Three Rivers Plan Greeted With Relief
A portion of an artist's rendering of the proposed Three Rivers Community College consolidated campus on the present site of Norwich Technical Vocational School on New London Turnpike in Norwich. Gov. John G. Rowland announced the new site on Thursday, effectively ending a 10-year debate on where the college should be expanded.

Courtesy DuBose Associates Architects


Day Staff Writer
Published on 10/31/2003

Officials at Norwich Regional Vocational-Technical School reacted with a mixture of relief, apprehension and surprise Thursday afternoon to the news that Three Rivers Community College and the high school would swap locations.

College officials reacted mostly with relief.

“I am very appreciative that the decision has been made,” said Grace Sawyer Jones, president of Three Rivers. “At last, closure. The citizens of southeastern Connecticut will be better served by a new facility.”

“I'm shocked,” said Nikitoula Menounos, Norwich Tech's director. “The last I knew, we were expanding on our site.”

Gov. John G. Rowland announced Thursday a $75 million plan to consolidate Three Rivers' two campuses at the high school site on New London Turnpike. The site is next door to the college's Thames Valley Campus.

Norwich Tech would move to the college's Mohegan Campus on Mahan Drive. Plans to merge the college's two campuses into a larger, single campus have been in the works for more than a decade.

Though taken aback by Rowland's decision, Menounos said the technical high school needs to expand wherever it can.

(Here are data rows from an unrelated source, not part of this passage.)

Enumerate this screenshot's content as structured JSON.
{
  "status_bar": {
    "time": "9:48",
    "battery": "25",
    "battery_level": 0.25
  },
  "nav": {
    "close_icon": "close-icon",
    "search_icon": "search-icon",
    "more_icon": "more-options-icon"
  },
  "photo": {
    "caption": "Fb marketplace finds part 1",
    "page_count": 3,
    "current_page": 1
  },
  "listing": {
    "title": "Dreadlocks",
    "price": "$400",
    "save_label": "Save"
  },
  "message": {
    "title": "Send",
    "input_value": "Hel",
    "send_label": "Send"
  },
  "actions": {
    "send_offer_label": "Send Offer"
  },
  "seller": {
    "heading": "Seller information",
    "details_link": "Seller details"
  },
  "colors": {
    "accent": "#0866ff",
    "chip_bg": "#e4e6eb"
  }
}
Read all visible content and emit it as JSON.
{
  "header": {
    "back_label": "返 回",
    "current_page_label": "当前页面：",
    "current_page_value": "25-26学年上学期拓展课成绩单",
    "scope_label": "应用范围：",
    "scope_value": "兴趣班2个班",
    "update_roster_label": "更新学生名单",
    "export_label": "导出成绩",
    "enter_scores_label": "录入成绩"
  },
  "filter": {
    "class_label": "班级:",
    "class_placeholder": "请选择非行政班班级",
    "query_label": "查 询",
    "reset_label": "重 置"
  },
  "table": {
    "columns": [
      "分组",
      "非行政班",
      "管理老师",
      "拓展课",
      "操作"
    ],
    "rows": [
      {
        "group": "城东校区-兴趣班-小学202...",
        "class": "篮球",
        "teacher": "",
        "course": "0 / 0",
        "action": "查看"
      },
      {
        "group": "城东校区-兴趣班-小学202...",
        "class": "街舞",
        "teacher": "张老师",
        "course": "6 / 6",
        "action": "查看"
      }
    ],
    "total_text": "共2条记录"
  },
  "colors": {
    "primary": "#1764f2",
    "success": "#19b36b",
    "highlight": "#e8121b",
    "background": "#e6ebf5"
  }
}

A proposed $44 million expansion and renovation of the high school — part of a state effort to renovate all 18 high schools in the vocational-technical system — has been on hold for two years as politicians negotiated the consolidation of Three Rivers.

Norwich Tech, which draws applicants from around the region, is bursting at the seams, Menounos said. Current enrollment is 551, which includes 183 freshmen, the highest levels since the 1980s. Prospective students now must sign a waiting list, she said, and many are turned away for lack of space.

“All our departments are cramped,” Menounos said. Of all the laboratory and workshop spaces in the vo-tech system, she said, “ours are probably the smallest.”

In announcing the agreement, Rowland praised the vocational schools, calling them “the original magnet schools” and saying they had been neglected for too long.

Some of the schools have not been renovated since the 1940s, he said.

Moving the school from one side of the city to the other will be a challenge, said Jim Bell, who heads the school's graphics department and who serves on the committee that recruits prospective students.

“What concerns me now is how to make a smooth transition,” said Bell. “How do you close a school in one place and move it to another?”

Bell is among those who wanted Three Rivers moved to the former Norwich State Hospital site in Preston. Norwich officials, who wanted the college kept within the city limits, opposed that proposal.

“I think it's unfortunate that politics came into play in locating the school,” Bell said. “I don't see where Norwich is gaining anything by making the swap.”

But Bell said he was pleased his department would get more space under the consolidation plan.

“It's progress,” he said, “but I don't know if it's the best way.”

College officials and students also had wanted to expand and consolidate Three Rivers' two facilities at its main campus on Mahan Drive. But they said Wednesday they would fully support the governor's decision and are thrilled that the college will get a new home.

They said they are anxious for the proposal to get moving.

Three Rivers also is in desperate need of more space and could be losing about $1 million annually from students who must be turned away.

“Consolidation has been on the agenda for 10 years, and every year that we do not consolidate costs us $1 million, so I'm anxious that we get moving,” said David Cannon, who serves on Three Rivers Board of Directors.

Cannon said Rowland's decision ends years of frustration in the region about where a consolidated Three Rivers would be located.

“It's like being pregnant for 10 years,” he said. “The anticipation, the planning that comes to naught. You think you're ready to give birth and you don't. It's been a great frustration.”

Lina Chankar, president of Three Rivers' Student Government, said students were experiencing mixed reactions to the announcement. About two weeks ago, she said, the student government created a committee to lobby to keep the consolidated college on Mahan Drive. The group now will probably support the new proposal.

“For me, it's just a relief to know the decision has been made. Now I think they should just move it forward,” Chankar said.